Benigni, dopo i «Dieci Comandamenti» ora è pronto per la porpora cardinalizia

Roberto Benigni durante la seconda serata dei «Dieci Comandamenti»
Roberto Benigni durante la seconda serata dei «Dieci Comandamenti»

FIRENZE – Incassa l’ammirazione della Chiesa (e dalla Rai oltre due milioni di euro) Roberto Benigni che con due ore filate di monologo, senza interruzioni pubblicitarie, ha chiuso ieri sera 16 dicembre le due puntate televisive dei «Dieci Comandamenti». Lettura e commento del testo originale ebraico, adattato e reso fruibile al pubblico televisivo, che nella prima serata di lunedì 15 lo ha seguito con uno «share» del 33%, pari a oltre 9 milioni di telespettatori. Una cifra ragguardevole, ma lontana dal picco di quasi il 44% ottenuta nel dicembre 2012 con «La più bella del mondo», lettura a portata di tutti della Costutuzione Italiana.

RAI – Grande soddisfazione in casa Rai, nonostante le voci insistenti di un cachet di 2,4 milioni per le due serate sulle tavole di Mosè (di fatto 240 mila euro per ciascun Comandamento) più altri 1,6 milioni per un nuovo spettacolo sulla Divina Commedia. In tutto 4 milioni di euro (avete capito bene, 8 miliardi delle vecchie lire) tondi tondi che andrebbero al «profeta» Roberto da Vergaio. Da parte della Rai solo una timida smentita: «cifre non corrispondenti al vero», senza però fornire indicazioni precise e trasparenti sul contratto con l’attore toscano.
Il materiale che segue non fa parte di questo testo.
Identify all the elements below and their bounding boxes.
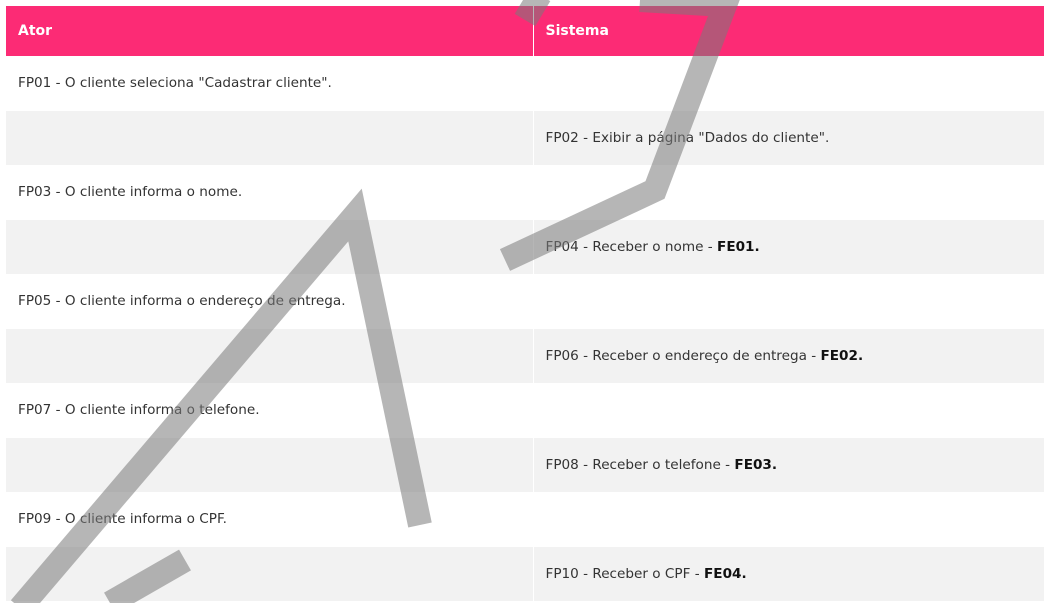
- cell-ator: FP07 - O cliente informa o telefone.: [6, 383, 534, 438]
- cell-sistema: FP02 - Exibir a página "Dados do cliente…: [533, 110, 1044, 165]
- cell-sistema: FP04 - Receber o nome - FE01.: [533, 219, 1044, 274]
- cell-ator: [6, 328, 534, 383]
- cell-sistema: FP10 - Receber o CPF - FE04.: [533, 546, 1044, 601]
- cell-ator: [6, 437, 534, 492]
- cell-sistema: FP08 - Receber o telefone - FE03.: [533, 437, 1044, 492]
- cell-sistema-ref: FE01.: [717, 238, 760, 255]
- cell-sistema-text: FP02 - Exibir a página "Dados do cliente…: [545, 129, 830, 146]
- table-row: FP10 - Receber o CPF - FE04.: [6, 546, 1044, 601]
- cell-sistema-text: FP04 - Receber o nome -: [545, 238, 718, 255]
- cell-ator: FP09 - O cliente informa o CPF.: [6, 492, 534, 547]
- table-row: FP03 - O cliente informa o nome.: [6, 165, 1044, 220]
- table-row: FP05 - O cliente informa o endereço de e…: [6, 274, 1044, 329]
- table-row: FP06 - Receber o endereço de entrega - F…: [6, 328, 1044, 383]
- table-row: FP07 - O cliente informa o telefone.: [6, 383, 1044, 438]
- table-row: FP04 - Receber o nome - FE01.: [6, 219, 1044, 274]
- cell-sistema-text: FP08 - Receber o telefone -: [545, 456, 735, 473]
- table-row: FP01 - O cliente seleciona "Cadastrar cl…: [6, 56, 1044, 111]
- cell-sistema: [533, 383, 1044, 438]
- cell-sistema: FP06 - Receber o endereço de entrega - F…: [533, 328, 1044, 383]
- table-row: FP02 - Exibir a página "Dados do cliente…: [6, 110, 1044, 165]
- cell-sistema: [533, 56, 1044, 111]
- cell-sistema-ref: FE03.: [734, 456, 778, 473]
- column-header-ator: Ator: [6, 6, 534, 56]
- cell-ator: FP01 - O cliente seleciona "Cadastrar cl…: [6, 56, 534, 111]
- cell-sistema: [533, 165, 1044, 220]
- cell-sistema: [533, 274, 1044, 329]
- use-case-flow-table: Ator Sistema FP01 - O cliente seleciona …: [6, 6, 1044, 601]
- cell-ator: FP03 - O cliente informa o nome.: [6, 165, 534, 220]
- column-header-sistema: Sistema: [533, 6, 1044, 56]
- cell-ator: [6, 546, 534, 601]
- cell-sistema: [533, 492, 1044, 547]
- use-case-table-container: Ator Sistema FP01 - O cliente seleciona …: [6, 6, 1044, 601]
- cell-ator: FP05 - O cliente informa o endereço de e…: [6, 274, 534, 329]
- table-row: FP08 - Receber o telefone - FE03.: [6, 437, 1044, 492]
- cell-ator: [6, 219, 534, 274]
- cell-sistema-text: FP10 - Receber o CPF -: [545, 565, 704, 582]
- cell-sistema-ref: FE02.: [820, 347, 864, 364]
- table-header-row: Ator Sistema: [6, 6, 1044, 56]
- cell-sistema-ref: FE04.: [704, 565, 747, 582]
- table-row: FP09 - O cliente informa o CPF.: [6, 492, 1044, 547]
- cell-sistema-text: FP06 - Receber o endereço de entrega -: [545, 347, 821, 364]
- cell-ator: [6, 110, 534, 165]
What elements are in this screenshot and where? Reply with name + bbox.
CHIESA – Ma ancora più autorevole ammirazione è arrivata dalla Chiesa. Il Sir, l’agenzia dei vescovi italiani, parla di un «Benigni in punta di piedi» che ha dimostrato «come si possa fare spettacolo vero senza scadere nella ricerca di consensi costi quel che costi, facendo leva solo sulla propria arte e sulla fedeltà a contenuti veri dopo tremila e passa anni». Per il severo Famiglia Cristiana si è trattato (riferendosi alla serata del 15) di «quasi due ore di lettura intensa e senza digressioni del Decalogo biblico, mantenendo sempre viva l’attenzione del pubblico e senza mai cadere nella banalità. Una grande prova del comico toscano». Non sarà il passaporto definitivo verso la porpora cardinalizia, ma poco ci manca.

Roberto Benigni
Roberto Benigni

COMANDAMENTI – Nella seconda puntata di ieri sera 16 dicembre Benigni – può darsi anche per la ristrettezza dei tempi a disposizione – salta addirittura la tradizionale «ouverture» di satira politica, da sempre sostanzialmente in chiave antiberlusconiana. Va invece dritto ai sette comandamenti non trattati nella prima serata partendo da «onora il padre e la madre»: di fatto – spiega – è un inno alla vita, un ringraziamento per il dono della vita ricevuto dai genitori, una presenza accanto a loro soprattutto quando, al termine del loro cammino terreno, ritornano quasi ad essere bambini. E i figli diventano i loro genitori.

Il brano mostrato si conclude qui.